温凌眼神一下子瞥向她,笑意寒冽,不过说话还算客气:“不用!这是要紧的时候,你在这等着,我有需要的话会着人来叫你。”
翠灵没有坚持,垂首笑道:“好的,大王有用到奴的地方,奴万死不辞。”
等温凌离开了,翠灵一个人跪坐着发了会儿呆。
凤栖说:“溶月打热水去了,姊姊就一起在我这里梳洗一下?”
翠灵突然惊醒过来似的,抱歉地说:“昨晚上失态,叫你见笑了!我这就帮你把床铺整理好,被子会抱出去晒一晒的。”边说边动手帮凤栖整理起床铺来。

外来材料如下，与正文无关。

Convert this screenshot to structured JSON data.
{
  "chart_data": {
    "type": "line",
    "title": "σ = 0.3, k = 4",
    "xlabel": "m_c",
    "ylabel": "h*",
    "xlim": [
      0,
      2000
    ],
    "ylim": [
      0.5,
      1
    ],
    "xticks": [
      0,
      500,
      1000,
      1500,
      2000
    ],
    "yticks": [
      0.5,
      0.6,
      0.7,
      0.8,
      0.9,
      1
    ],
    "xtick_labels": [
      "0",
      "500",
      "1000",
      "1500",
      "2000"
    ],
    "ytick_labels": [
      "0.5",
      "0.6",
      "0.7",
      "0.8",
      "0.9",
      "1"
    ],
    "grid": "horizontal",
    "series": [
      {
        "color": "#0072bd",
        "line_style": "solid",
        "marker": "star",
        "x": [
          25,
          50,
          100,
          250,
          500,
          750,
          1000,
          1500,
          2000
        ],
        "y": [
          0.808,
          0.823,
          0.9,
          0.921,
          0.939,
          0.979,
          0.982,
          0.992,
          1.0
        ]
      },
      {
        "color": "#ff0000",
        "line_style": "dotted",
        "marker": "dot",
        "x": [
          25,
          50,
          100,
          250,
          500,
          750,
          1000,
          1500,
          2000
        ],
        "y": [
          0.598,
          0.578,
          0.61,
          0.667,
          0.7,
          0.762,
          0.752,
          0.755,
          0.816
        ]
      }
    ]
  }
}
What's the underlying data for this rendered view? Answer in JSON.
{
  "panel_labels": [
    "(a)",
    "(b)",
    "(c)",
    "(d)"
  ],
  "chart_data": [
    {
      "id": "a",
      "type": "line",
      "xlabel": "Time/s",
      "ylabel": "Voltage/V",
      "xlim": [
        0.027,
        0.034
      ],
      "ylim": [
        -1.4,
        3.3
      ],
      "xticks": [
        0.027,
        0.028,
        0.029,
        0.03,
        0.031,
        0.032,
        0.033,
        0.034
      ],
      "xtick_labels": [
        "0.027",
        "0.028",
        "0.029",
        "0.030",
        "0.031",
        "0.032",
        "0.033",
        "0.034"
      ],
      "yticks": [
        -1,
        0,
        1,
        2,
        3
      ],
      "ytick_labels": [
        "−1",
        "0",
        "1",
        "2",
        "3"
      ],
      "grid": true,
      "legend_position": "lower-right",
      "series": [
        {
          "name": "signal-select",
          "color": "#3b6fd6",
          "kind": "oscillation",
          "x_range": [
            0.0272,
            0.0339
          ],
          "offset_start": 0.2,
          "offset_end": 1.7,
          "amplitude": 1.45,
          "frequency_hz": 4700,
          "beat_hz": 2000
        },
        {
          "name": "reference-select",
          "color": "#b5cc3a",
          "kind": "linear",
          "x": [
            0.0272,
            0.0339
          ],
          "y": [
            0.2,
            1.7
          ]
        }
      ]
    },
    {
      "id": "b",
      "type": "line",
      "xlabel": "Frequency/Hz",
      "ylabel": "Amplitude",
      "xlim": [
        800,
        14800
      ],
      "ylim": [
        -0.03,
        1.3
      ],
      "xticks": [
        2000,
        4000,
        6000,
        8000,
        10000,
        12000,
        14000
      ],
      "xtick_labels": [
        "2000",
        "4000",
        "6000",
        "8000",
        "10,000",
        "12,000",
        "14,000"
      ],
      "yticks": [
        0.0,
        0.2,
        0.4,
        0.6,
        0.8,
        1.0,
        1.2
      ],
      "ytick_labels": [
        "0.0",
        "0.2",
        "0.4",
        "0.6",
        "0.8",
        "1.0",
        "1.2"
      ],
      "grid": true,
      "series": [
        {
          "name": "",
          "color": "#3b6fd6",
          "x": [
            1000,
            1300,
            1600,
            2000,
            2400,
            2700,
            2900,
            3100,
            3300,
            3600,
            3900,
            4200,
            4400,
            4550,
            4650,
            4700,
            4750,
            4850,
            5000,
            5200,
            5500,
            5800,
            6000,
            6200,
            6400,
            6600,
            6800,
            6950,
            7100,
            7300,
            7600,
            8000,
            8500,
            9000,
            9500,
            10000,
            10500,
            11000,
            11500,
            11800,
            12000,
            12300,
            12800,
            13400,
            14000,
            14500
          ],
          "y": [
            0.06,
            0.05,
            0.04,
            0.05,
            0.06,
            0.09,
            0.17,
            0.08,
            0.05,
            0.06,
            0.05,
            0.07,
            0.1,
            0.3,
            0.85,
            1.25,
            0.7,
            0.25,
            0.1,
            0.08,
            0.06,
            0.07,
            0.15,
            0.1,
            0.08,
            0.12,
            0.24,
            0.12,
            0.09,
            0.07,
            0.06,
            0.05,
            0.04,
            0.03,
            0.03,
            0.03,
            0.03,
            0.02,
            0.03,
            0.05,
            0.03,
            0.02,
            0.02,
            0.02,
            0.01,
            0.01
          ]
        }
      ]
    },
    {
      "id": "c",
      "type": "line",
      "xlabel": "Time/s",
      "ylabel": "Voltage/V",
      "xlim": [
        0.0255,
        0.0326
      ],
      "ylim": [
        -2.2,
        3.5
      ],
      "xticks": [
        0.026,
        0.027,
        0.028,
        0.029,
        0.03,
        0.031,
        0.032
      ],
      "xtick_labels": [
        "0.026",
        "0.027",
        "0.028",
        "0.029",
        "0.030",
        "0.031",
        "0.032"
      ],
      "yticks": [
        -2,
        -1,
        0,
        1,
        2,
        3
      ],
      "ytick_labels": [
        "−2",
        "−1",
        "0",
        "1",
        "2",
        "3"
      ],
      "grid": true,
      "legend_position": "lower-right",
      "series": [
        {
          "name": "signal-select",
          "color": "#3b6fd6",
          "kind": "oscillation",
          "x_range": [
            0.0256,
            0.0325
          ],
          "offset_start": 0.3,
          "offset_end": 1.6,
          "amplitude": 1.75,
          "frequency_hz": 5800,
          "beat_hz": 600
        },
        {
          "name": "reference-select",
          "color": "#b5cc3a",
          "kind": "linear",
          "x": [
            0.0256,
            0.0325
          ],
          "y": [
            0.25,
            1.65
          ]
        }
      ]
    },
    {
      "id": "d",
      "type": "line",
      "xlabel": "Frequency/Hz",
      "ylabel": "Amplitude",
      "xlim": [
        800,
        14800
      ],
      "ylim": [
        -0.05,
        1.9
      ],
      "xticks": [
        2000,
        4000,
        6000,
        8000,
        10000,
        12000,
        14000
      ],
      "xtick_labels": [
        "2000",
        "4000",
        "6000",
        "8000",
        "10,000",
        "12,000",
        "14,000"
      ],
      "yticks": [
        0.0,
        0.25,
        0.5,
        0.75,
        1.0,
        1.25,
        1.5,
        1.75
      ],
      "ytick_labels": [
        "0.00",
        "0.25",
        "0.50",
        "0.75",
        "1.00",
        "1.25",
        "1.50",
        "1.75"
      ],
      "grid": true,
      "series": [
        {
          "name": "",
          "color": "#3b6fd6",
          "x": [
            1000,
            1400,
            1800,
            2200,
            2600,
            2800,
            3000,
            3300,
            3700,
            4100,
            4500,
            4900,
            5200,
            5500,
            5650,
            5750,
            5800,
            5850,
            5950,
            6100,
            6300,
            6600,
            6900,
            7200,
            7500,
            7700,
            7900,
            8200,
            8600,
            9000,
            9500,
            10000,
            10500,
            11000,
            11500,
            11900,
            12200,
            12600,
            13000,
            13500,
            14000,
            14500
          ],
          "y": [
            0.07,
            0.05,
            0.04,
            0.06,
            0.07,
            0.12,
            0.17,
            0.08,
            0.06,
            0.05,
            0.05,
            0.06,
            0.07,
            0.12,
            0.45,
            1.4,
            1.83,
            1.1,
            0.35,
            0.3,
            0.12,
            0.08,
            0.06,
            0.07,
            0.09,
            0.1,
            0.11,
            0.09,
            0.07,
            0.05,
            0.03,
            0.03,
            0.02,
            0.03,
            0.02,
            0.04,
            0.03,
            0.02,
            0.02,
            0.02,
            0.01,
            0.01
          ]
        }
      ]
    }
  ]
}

凤栖笑道:“我一起来吧,咱们都是苦菜花似的,谈得上谁笑话谁?姊姊不容易,我知道。”
翠灵苦笑了一下,而后说:“你和我不同,你命好。”
凤栖跪坐在床垫上,把被子抖开,被窝里那种暧昧的甜腥气味弥散开来,伴着汗味和脂粉香,她又是个对气味特别敏感的人,顿时觉得从鼻腔到肺,被侵入般恶心难受,屏住气强行控制着自己的表情,没有露出厌恶之色。
她等那阵气味散了点,才说:“乱世之中,没有人命好。姊姊也是北卢高门大户的娘子,命如飘萍;而今,我也是。”
翠灵容色怔怔,而后羞赧而苦涩地笑道:“这你也发现了?”
凤栖道:“惭愧,是大王说的。”
翠灵面色很难堪,最终说:“什么高门大户出身?!在他的心里,也只把我当一个娼妓罢了。于他有用,可以当猫儿狗儿一样撸两把,喂点食;看着讨厌了,一脚踢开老远都正常得很。而王妃毕竟是正头妻子,名分上不同的。”
“现在叫不得‘王妃’,”凤栖正色纠正她,“对于他,‘是不为也,非不能也’,不急着正式迎娶。那心机谋算姊姊也是见多识广的聪明人,你不明白?”
翠灵知道凤栖只是跟着温凌,却一直没有婚礼,好像还是个“雏儿”。
她是聪明人,顿时沉默了,而后苦涩地笑着,倒也说了句真心话:“不错。但我看得出大王他很喜欢你,也看重你背后的身份。若是你真得到了他的心,在这乱世里还有一份依靠的希望。而不像他对我呀,骨子里是嫌弃的。”
凤栖心道:依靠这样一个男人?把自己的命运寄托给这样一个人?多好笑的笑话!
她看翠灵的眼睛里很茫然,似乎有一份憧憬,但更多的仍然是仇怨和空洞。她想:话不宜多,尤其对翠灵这样城府深沉、背景复杂的人。